A Melegnano in arrivo tre medici di famiglia

L’Ats ha assicurato la nomina di professionisti che prenderanno il posto di quelli in partenza

A Melegnano in questi giorni c’è un nuovo giro di valzer per i medici di famiglia, ma l’Ats ha garantito l’arrivo dei nuovi incaricati temporanei, grazie ai quali il servizio continuerà regolarmente senza alcun tipo di interruzione. Dopo la dottoressa Lucia Bosi all’inizio della settimana, il 25 gennaio anche Chiara Di Silvio e Giorgio Mantoan lasceranno la realtà locale: subentrati nei mesi scorsi agli storici dottori titolari andati in pensione, in tutti i casi il motivo delle dimissioni è legato alla volontà dei giovani incaricati temporanei di seguire la scuola di specialità. La situazione è ulteriormente aggravata dal fatto che non hanno sortito effetti i concorsi per destinare nuovi medici nella realtà locale, dove dunque non c’è più disponibilità di camici bianchi. In questi giorni il timore per i melegnanesi era insomma di rimanere senza un dottore, ma proprio ieri è arrivata la rassicurazione dei responsabili di Ats Città metropolitana, che hanno già individuato i nuovi incaricati temporanei destinati a prendere il posto di quelli in partenza dalla città sul Lambro, attraverso i quali sarà possibile assicurare la regolarità del servizio senza alcun tipo di interruzione. Con i tre giovani dottori che assistevano ciascuno circa 1.500 pazienti, quello della carenza di camici bianchi rischiava di diventare un problema non certo di poco conto per la realtà locale: dopo le apprensioni dell’ultima settimana, i melegnanesi hanno quindi potuto tirare un sospiro di sollievo, sebbene siano tornati a ribadire come questo continuo valzer di camici bianchi non giovi certo a quel rapporto di fiducia e conoscenza reciproche tanto fondamentali nel delicato rapporto medico-paziente.
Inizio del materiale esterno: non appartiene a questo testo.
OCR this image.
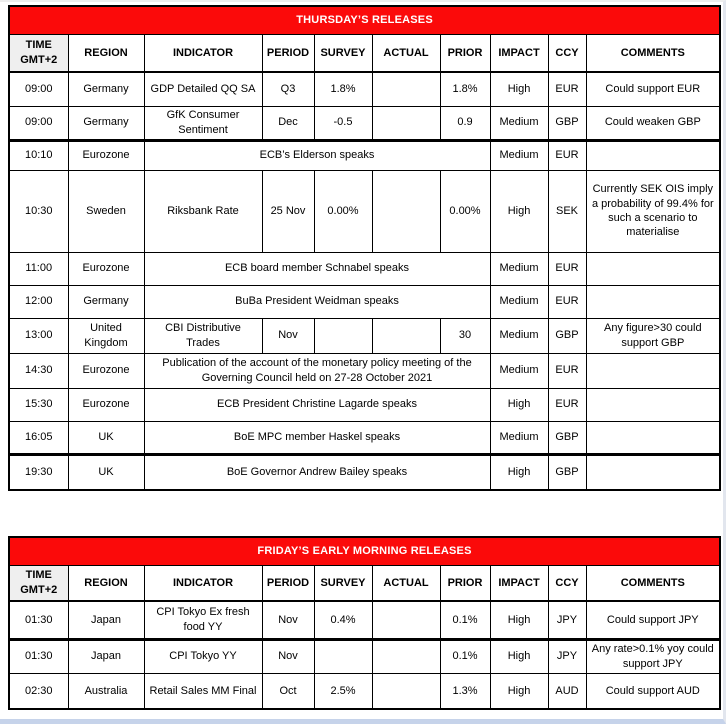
THURSDAY’S RELEASES									
TIME GMT+2	REGION	INDICATOR	PERIOD	SURVEY	ACTUAL	PRIOR	IMPACT	CCY	COMMENTS
09:00	Germany	GDP Detailed QQ SA	Q3	1.8%		1.8%	High	EUR	Could support EUR
09:00	Germany	GfK Consumer Sentiment	Dec	-0.5		0.9	Medium	GBP	Could weaken GBP
10:10	Eurozone	ECB’s Elderson speaks					Medium	EUR	
10:30	Sweden	Riksbank Rate	25 Nov	0.00%		0.00%	High	SEK	Currently SEK OIS imply a probability of 99.4% for such a scenario to materialise
11:00	Eurozone	ECB board member Schnabel speaks					Medium	EUR	
12:00	Germany	BuBa President Weidman speaks					Medium	EUR	
13:00	United Kingdom	CBI Distributive Trades	Nov			30	Medium	GBP	Any figure>30 could support GBP
14:30	Eurozone	Publication of the account of the monetary policy meeting of the Governing Council held on 27-28 October 2021					Medium	EUR	
15:30	Eurozone	ECB President Christine Lagarde speaks					High	EUR	
16:05	UK	BoE MPC member Haskel speaks					Medium	GBP	
19:30	UK	BoE Governor Andrew Bailey speaks					High	GBP	
FRIDAY’S EARLY MORNING RELEASES									
TIME GMT+2	REGION	INDICATOR	PERIOD	SURVEY	ACTUAL	PRIOR	IMPACT	CCY	COMMENTS
01:30	Japan	CPI Tokyo Ex fresh food YY	Nov	0.4%		0.1%	High	JPY	Could support JPY
01:30	Japan	CPI Tokyo YY	Nov			0.1%	High	JPY	Any rate>0.1% yoy could support JPY
02:30	Australia	Retail Sales MM Final	Oct	2.5%		1.3%	High	AUD	Could support AUD
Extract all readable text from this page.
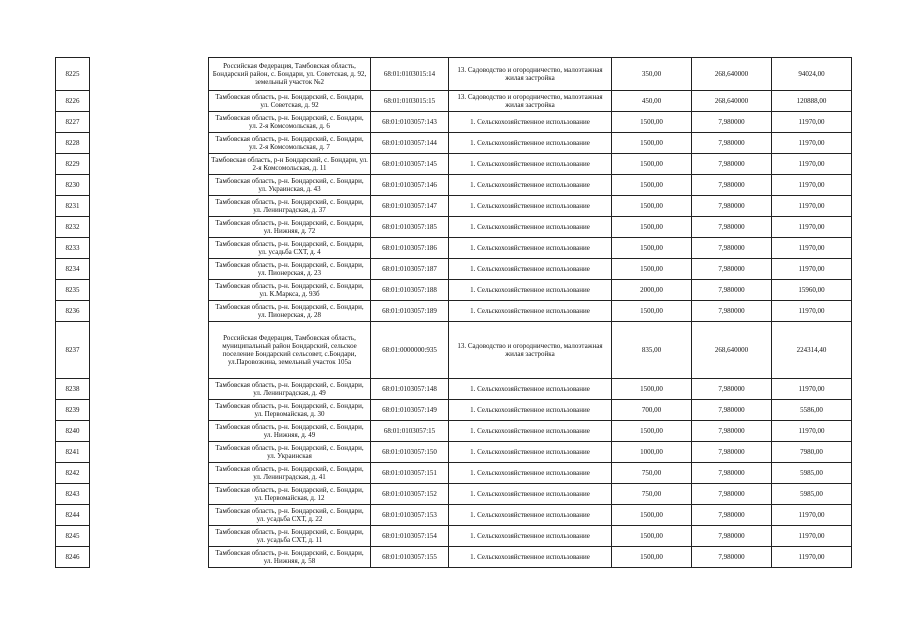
8225		Российская Федерация, Тамбовская область, Бондарский район, с. Бондари, ул. Советская, д. 92, земельный участок №2	68:01:0103015:14	13. Садоводство и огородничество, малоэтажная жилая застройка	350,00	268,640000	94024,00
8226		Тамбовская область, р-н. Бондарский, с. Бондари, ул. Советская, д. 92	68:01:0103015:15	13. Садоводство и огородничество, малоэтажная жилая застройка	450,00	268,640000	120888,00
8227		Тамбовская область, р-н. Бондарский, с. Бондари, ул. 2-я Комсомольская, д. 6	68:01:0103057:143	1. Сельскохозяйственное использование	1500,00	7,980000	11970,00
8228		Тамбовская область, р-н. Бондарский, с. Бондари, ул. 2-я Комсомольская, д. 7	68:01:0103057:144	1. Сельскохозяйственное использование	1500,00	7,980000	11970,00
8229		Тамбовская область, р-н Бондарский, с. Бондари, ул. 2-я Комсомольская, д. 11	68:01:0103057:145	1. Сельскохозяйственное использование	1500,00	7,980000	11970,00
8230		Тамбовская область, р-н. Бондарский, с. Бондари, ул. Украинская, д. 43	68:01:0103057:146	1. Сельскохозяйственное использование	1500,00	7,980000	11970,00
8231		Тамбовская область, р-н. Бондарский, с. Бондари, ул. Ленинградская, д. 37	68:01:0103057:147	1. Сельскохозяйственное использование	1500,00	7,980000	11970,00
8232		Тамбовская область, р-н. Бондарский, с. Бондари, ул. Нижняя, д. 72	68:01:0103057:185	1. Сельскохозяйственное использование	1500,00	7,980000	11970,00
8233		Тамбовская область, р-н. Бондарский, с. Бондари, ул. усадьба СХТ, д. 4	68:01:0103057:186	1. Сельскохозяйственное использование	1500,00	7,980000	11970,00
8234		Тамбовская область, р-н. Бондарский, с. Бондари, ул. Пионерская, д. 23	68:01:0103057:187	1. Сельскохозяйственное использование	1500,00	7,980000	11970,00
8235		Тамбовская область, р-н. Бондарский, с. Бондари, ул. К.Маркса, д. 93б	68:01:0103057:188	1. Сельскохозяйственное использование	2000,00	7,980000	15960,00
8236		Тамбовская область, р-н. Бондарский, с. Бондари, ул. Пионерская, д. 28	68:01:0103057:189	1. Сельскохозяйственное использование	1500,00	7,980000	11970,00
8237		Российская Федерация, Тамбовская область, муниципальный район Бондарский, сельское поселение Бондарский сельсовет, с.Бондари, ул.Паровозкина, земельный участок 105а	68:01:0000000:935	13. Садоводство и огородничество, малоэтажная жилая застройка	835,00	268,640000	224314,40
8238		Тамбовская область, р-н. Бондарский, с. Бондари, ул. Ленинградская, д. 49	68:01:0103057:148	1. Сельскохозяйственное использование	1500,00	7,980000	11970,00
8239		Тамбовская область, р-н. Бондарский, с. Бондари, ул. Первомайская, д. 30	68:01:0103057:149	1. Сельскохозяйственное использование	700,00	7,980000	5586,00
8240		Тамбовская область, р-н. Бондарский, с. Бондари, ул. Нижняя, д. 49	68:01:0103057:15	1. Сельскохозяйственное использование	1500,00	7,980000	11970,00
8241		Тамбовская область, р-н. Бондарский, с. Бондари, ул. Украинская	68:01:0103057:150	1. Сельскохозяйственное использование	1000,00	7,980000	7980,00
8242		Тамбовская область, р-н. Бондарский, с. Бондари, ул. Ленинградская, д. 41	68:01:0103057:151	1. Сельскохозяйственное использование	750,00	7,980000	5985,00
8243		Тамбовская область, р-н. Бондарский, с. Бондари, ул. Первомайская, д. 12	68:01:0103057:152	1. Сельскохозяйственное использование	750,00	7,980000	5985,00
8244		Тамбовская область, р-н. Бондарский, с. Бондари, ул. усадьба СХТ, д. 22	68:01:0103057:153	1. Сельскохозяйственное использование	1500,00	7,980000	11970,00
8245		Тамбовская область, р-н. Бондарский, с. Бондари, ул. усадьба СХТ, д. 11	68:01:0103057:154	1. Сельскохозяйственное использование	1500,00	7,980000	11970,00
8246		Тамбовская область, р-н. Бондарский, с. Бондари, ул. Нижняя, д. 58	68:01:0103057:155	1. Сельскохозяйственное использование	1500,00	7,980000	11970,00
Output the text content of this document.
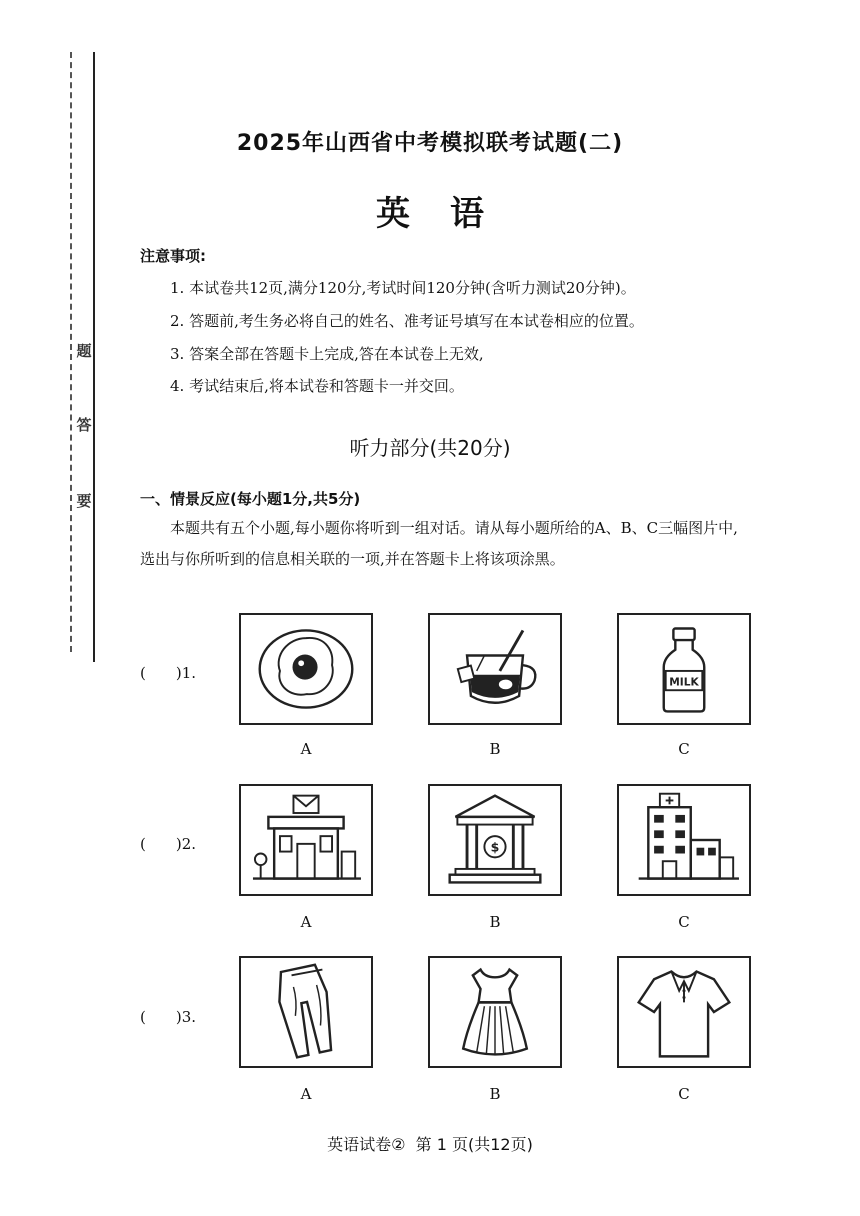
题
答
要
2025年山西省中考模拟联考试题(二)
英语
注意事项:
1. 本试卷共12页,满分120分,考试时间120分钟(含听力测试20分钟)。
2. 答题前,考生务必将自己的姓名、准考证号填写在本试卷相应的位置。
3. 答案全部在答题卡上完成,答在本试卷上无效,
4. 考试结束后,将本试卷和答题卡一并交回。
听力部分(共20分)
一、情景反应(每小题1分,共5分)
本题共有五个小题,每小题你将听到一组对话。请从每小题所给的A、B、C三幅图片中,
选出与你所听到的信息相关联的一项,并在答题卡上将该项涂黑。
(　　)1.
MILK
A	B	C
(　　)2.	$
A	B	C
(　　)3.
A	B	C
英语试卷②  第 1 页(共12页)
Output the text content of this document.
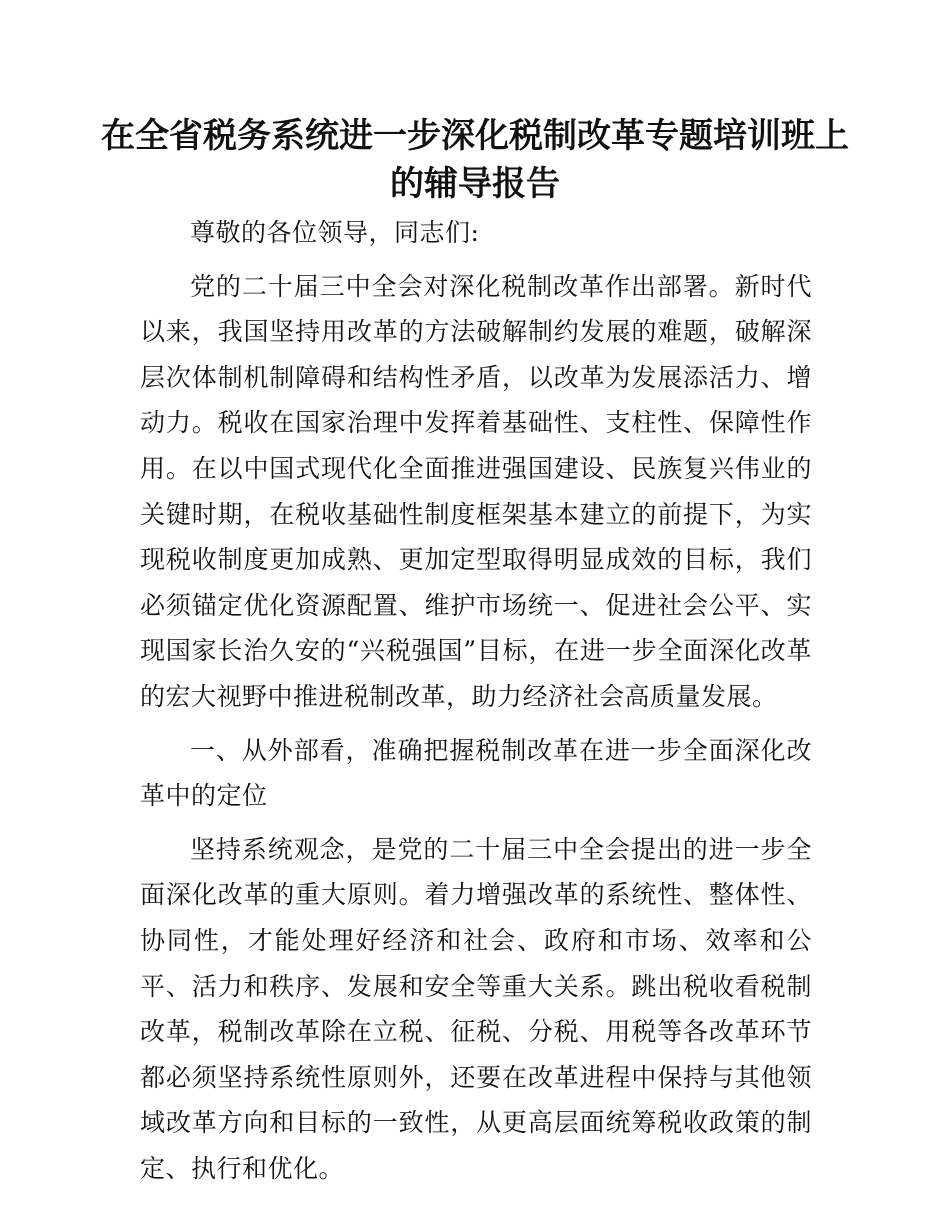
在全省税务系统进一步深化税制改革专题培训班上的辅导报告

尊敬的各位领导，同志们:

党的二十届三中全会对深化税制改革作出部署。新时代以来，我国坚持用改革的方法破解制约发展的难题，破解深层次体制机制障碍和结构性矛盾，以改革为发展添活力、增动力。税收在国家治理中发挥着基础性、支柱性、保障性作用。在以中国式现代化全面推进强国建设、民族复兴伟业的关键时期，在税收基础性制度框架基本建立的前提下，为实现税收制度更加成熟、更加定型取得明显成效的目标，我们必须锚定优化资源配置、维护市场统一、促进社会公平、实现国家长治久安的“兴税强国”目标，在进一步全面深化改革的宏大视野中推进税制改革，助力经济社会高质量发展。

一、从外部看，准确把握税制改革在进一步全面深化改革中的定位

坚持系统观念，是党的二十届三中全会提出的进一步全面深化改革的重大原则。着力增强改革的系统性、整体性、协同性，才能处理好经济和社会、政府和市场、效率和公平、活力和秩序、发展和安全等重大关系。跳出税收看税制改革，税制改革除在立税、征税、分税、用税等各改革环节都必须坚持系统性原则外，还要在改革进程中保持与其他领域改革方向和目标的一致性，从更高层面统筹税收政策的制定、执行和优化。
Per quanto riguarda poi il medico subentrante alla dottoressa Di Silvio, i suoi assistiti si sono augurati che possa mantenere l’ambulatorio in largo Crocetta nel cuore del Borgo, la zona tipicamente residenziale con la presenza di diversi nuclei condominiali ricompresa tra via Dezza e la via Emilia: abitato in buona parte da anziani, diversamente il rischio sarebbe che il popoloso quartiere si ritrovi senza medici di famiglia, come del resto avvenuto per qualche mese in un recente passato.